今回のウーブン・シティに関する説明会でも、地元住民からは「ウーブン・シティができると、人流増加などで周辺の交通渋滞や治安の問題などへの不安がある」との声が上がっていた。また、ウーブン・シティの最寄り駅となるJR御殿場線の岩波駅周辺の整備についても質問が出るなど、不安はもっともだ。

 そうした不安を解消すべくトヨタが活用を試みているのが、基礎工事と並行して行っているウーブン・シティの「デジタルツイン」だ。デジタルツインとは、現実世界をデジタル上に再現し、シミュレーションなどに役立てる手法のこと。要は人やモノの流れといった街の課題をソフトウエア面から検討しているということだ。

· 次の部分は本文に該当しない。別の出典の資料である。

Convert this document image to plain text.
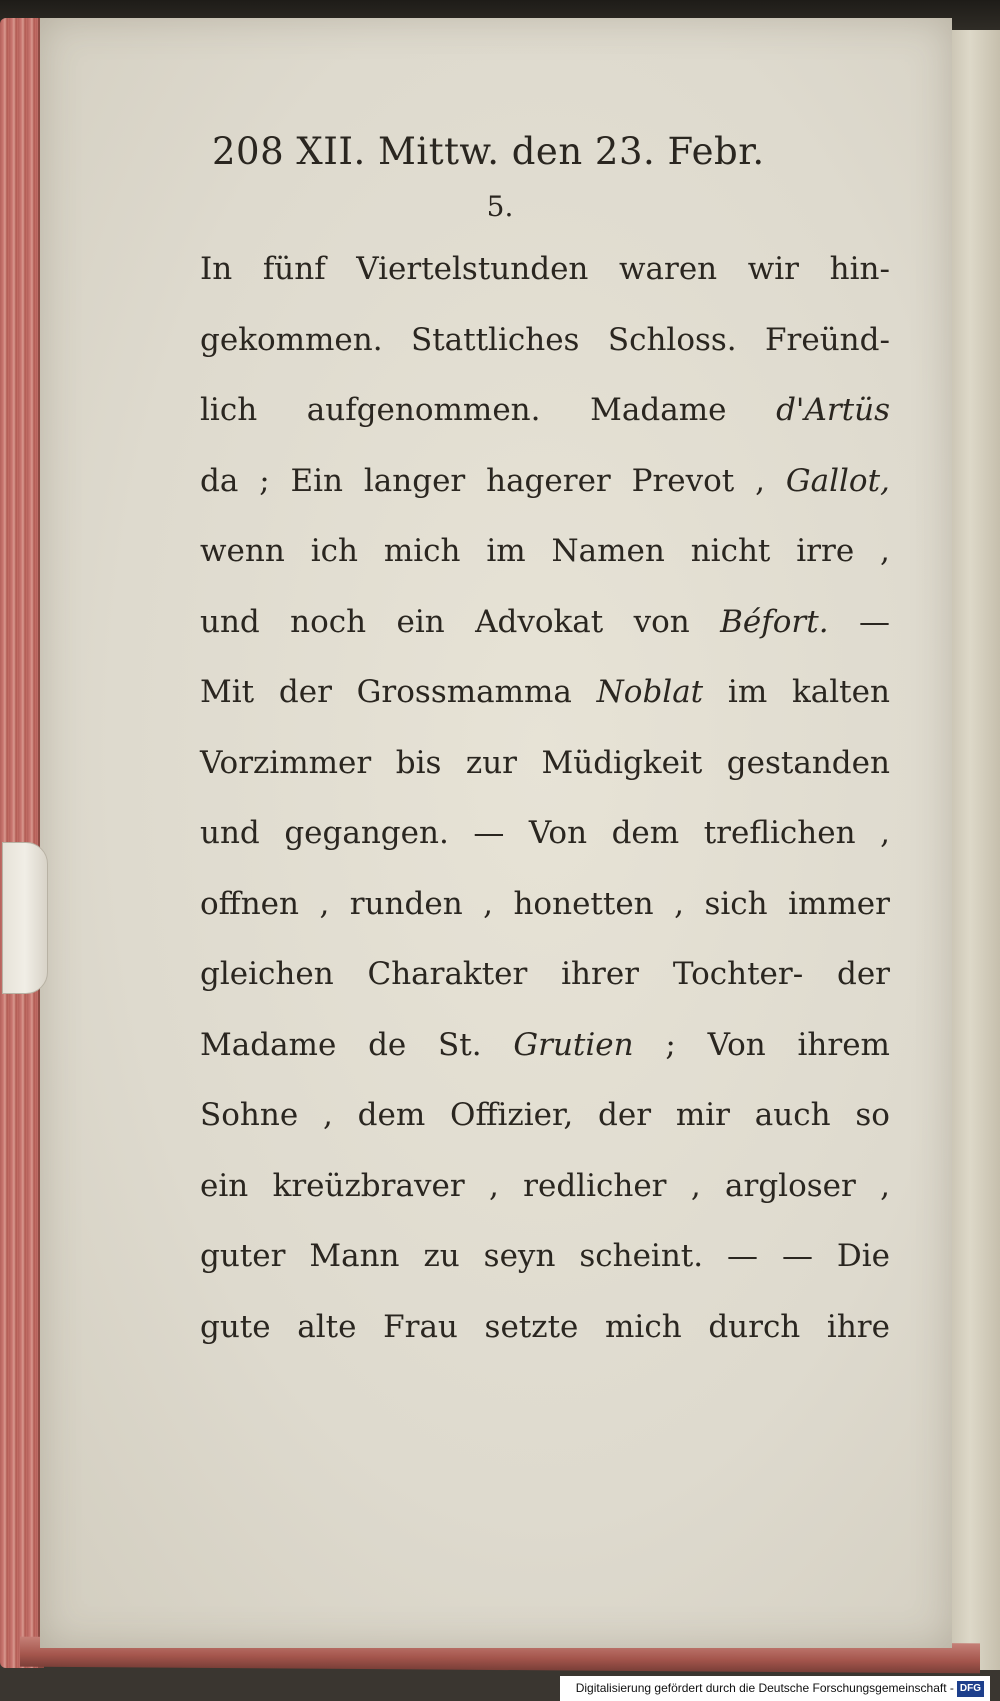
208 XII. Mittw. den 23. Febr.
5.
In fünf Viertelstunden waren wir hin-
gekommen. Stattliches Schloss. Freünd-
lich aufgenommen. Madame d'Artüs
da ; Ein langer hagerer Prevot , Gallot,
wenn ich mich im Namen nicht irre ,
und noch ein Advokat von Béfort. —
Mit der Grossmamma Noblat im kalten
Vorzimmer bis zur Müdigkeit gestanden
und gegangen. — Von dem treflichen ,
offnen , runden , honetten , sich immer
gleichen Charakter ihrer Tochter- der
Madame de St. Grutien ; Von ihrem
Sohne , dem Offizier, der mir auch so
ein kreüzbraver , redlicher , argloser ,
guter Mann zu seyn scheint. — — Die
gute alte Frau setzte mich durch ihre
Digitalisierung gefördert durch die Deutsche Forschungsgemeinschaft - DFG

 カフナーCEOは、「街としての問題を洗い出したり、調整したりできるのがデジタルツインのメリット。開発はソフトウエアファーストで進めていく」と、ソフトウエア活用の構想を述べた。また、「(事業の)透明性を確保し、地域の協力や信頼を得て貢献につなげたい」と、裾野市や住民との連携や協力を惜しまないことを重ねて強調した。

 もちろん、ウーブン・シティへの期待も強い。説明会に参加した地元の高校生の代表からは、「若い世代は、ウーブン・シティへの関心が高い。海外の研究者が行き来したりする先端技術による街づくりに、自分たちも積極的に参加していきたい」との声が寄せられた。

 あえてトヨタの名を外して進められているウーブン・シティが、閉ざされた空間にとどまらず地方創生に結び付き、さらにはグローバルな交流ができる最先端のモビリティが体感できる街となるか。その成否が大いに注目されよう。